Po ostatnich kulinarnych wpisach pora skupić się przez chwilę na naszym mieszkaniu.
Dokładnie mówiąc na kuchni.
Projekty autorstwa M już jakiś czas temu miałam Wam pokazać. Najważniejsze,że ze stolarzem już wszystko ustalone i projekt jest realizowany.
Jest szansa, że na nasz czerwcowy przyjazd do Polski będzie gotowa:)
W kuchni dominować będzie biel, drewno (teak) i czerń w postaci granitowych blatów.
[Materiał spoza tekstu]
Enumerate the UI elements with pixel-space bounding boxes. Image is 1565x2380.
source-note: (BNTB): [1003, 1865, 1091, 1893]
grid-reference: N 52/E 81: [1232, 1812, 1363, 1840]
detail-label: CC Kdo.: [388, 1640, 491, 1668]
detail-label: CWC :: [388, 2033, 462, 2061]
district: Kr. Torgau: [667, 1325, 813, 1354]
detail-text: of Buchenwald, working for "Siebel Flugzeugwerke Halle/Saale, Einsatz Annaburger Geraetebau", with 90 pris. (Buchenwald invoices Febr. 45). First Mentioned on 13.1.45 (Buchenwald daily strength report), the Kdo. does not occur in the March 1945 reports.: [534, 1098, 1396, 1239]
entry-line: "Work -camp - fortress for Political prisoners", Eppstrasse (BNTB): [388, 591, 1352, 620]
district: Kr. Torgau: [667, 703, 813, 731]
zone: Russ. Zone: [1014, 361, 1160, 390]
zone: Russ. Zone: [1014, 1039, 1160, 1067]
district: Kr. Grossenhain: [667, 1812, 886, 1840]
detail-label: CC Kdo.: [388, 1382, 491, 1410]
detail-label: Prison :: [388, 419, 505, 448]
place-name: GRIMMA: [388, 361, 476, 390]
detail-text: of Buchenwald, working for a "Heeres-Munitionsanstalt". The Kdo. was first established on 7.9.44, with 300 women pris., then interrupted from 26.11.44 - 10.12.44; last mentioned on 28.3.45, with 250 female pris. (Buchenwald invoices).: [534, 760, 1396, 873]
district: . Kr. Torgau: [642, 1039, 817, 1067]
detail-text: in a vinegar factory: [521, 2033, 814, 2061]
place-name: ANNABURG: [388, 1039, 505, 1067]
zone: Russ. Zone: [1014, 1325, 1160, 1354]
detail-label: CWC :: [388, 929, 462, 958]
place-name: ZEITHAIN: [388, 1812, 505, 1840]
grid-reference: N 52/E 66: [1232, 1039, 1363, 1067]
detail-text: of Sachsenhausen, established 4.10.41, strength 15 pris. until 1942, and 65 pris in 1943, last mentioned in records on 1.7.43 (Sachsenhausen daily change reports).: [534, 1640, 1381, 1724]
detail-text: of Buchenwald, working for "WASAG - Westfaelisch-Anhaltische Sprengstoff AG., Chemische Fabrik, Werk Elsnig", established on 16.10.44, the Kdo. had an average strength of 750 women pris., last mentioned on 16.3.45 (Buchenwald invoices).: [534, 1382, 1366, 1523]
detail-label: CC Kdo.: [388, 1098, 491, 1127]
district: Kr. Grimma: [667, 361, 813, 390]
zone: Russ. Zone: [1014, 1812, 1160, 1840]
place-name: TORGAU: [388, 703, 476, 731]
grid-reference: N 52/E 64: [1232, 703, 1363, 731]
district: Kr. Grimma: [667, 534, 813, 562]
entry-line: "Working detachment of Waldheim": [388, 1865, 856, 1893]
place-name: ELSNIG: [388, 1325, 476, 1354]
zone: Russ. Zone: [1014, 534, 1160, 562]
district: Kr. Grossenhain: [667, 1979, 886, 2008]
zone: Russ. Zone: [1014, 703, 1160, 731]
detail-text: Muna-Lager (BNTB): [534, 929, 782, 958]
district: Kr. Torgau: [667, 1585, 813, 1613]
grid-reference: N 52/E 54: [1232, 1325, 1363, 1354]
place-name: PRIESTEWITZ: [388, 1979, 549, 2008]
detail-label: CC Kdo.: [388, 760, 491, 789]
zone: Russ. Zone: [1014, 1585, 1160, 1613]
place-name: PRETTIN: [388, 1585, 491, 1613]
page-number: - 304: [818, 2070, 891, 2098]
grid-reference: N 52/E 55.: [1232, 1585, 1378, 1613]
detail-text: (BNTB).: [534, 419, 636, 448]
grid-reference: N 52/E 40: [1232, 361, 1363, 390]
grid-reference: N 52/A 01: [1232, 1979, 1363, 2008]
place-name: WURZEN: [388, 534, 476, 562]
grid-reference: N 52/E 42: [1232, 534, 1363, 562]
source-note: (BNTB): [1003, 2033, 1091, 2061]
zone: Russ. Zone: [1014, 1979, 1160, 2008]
Ciekawa jestem co wyjdzie z tego połączenia.
Ponieważ nasz aneks jest mały (cały pokój ma 20m2) szafki zaplanowaliśmy umieścić pod sam sufit,czyli do wysokości prawie 280cm.
Ma to na celu zmaksymalizowanie powierzchi do przechowywania.
Szafki umieściliśmy tylko na jednej ścianie,aby wchodząc do salony nie rzucały się w oczy.
Nie wyobrażam sobie domu bez stołu.
U nas z uwagi na ograniczoną przestrzeń fukcję tę pełnić będzie wyspa.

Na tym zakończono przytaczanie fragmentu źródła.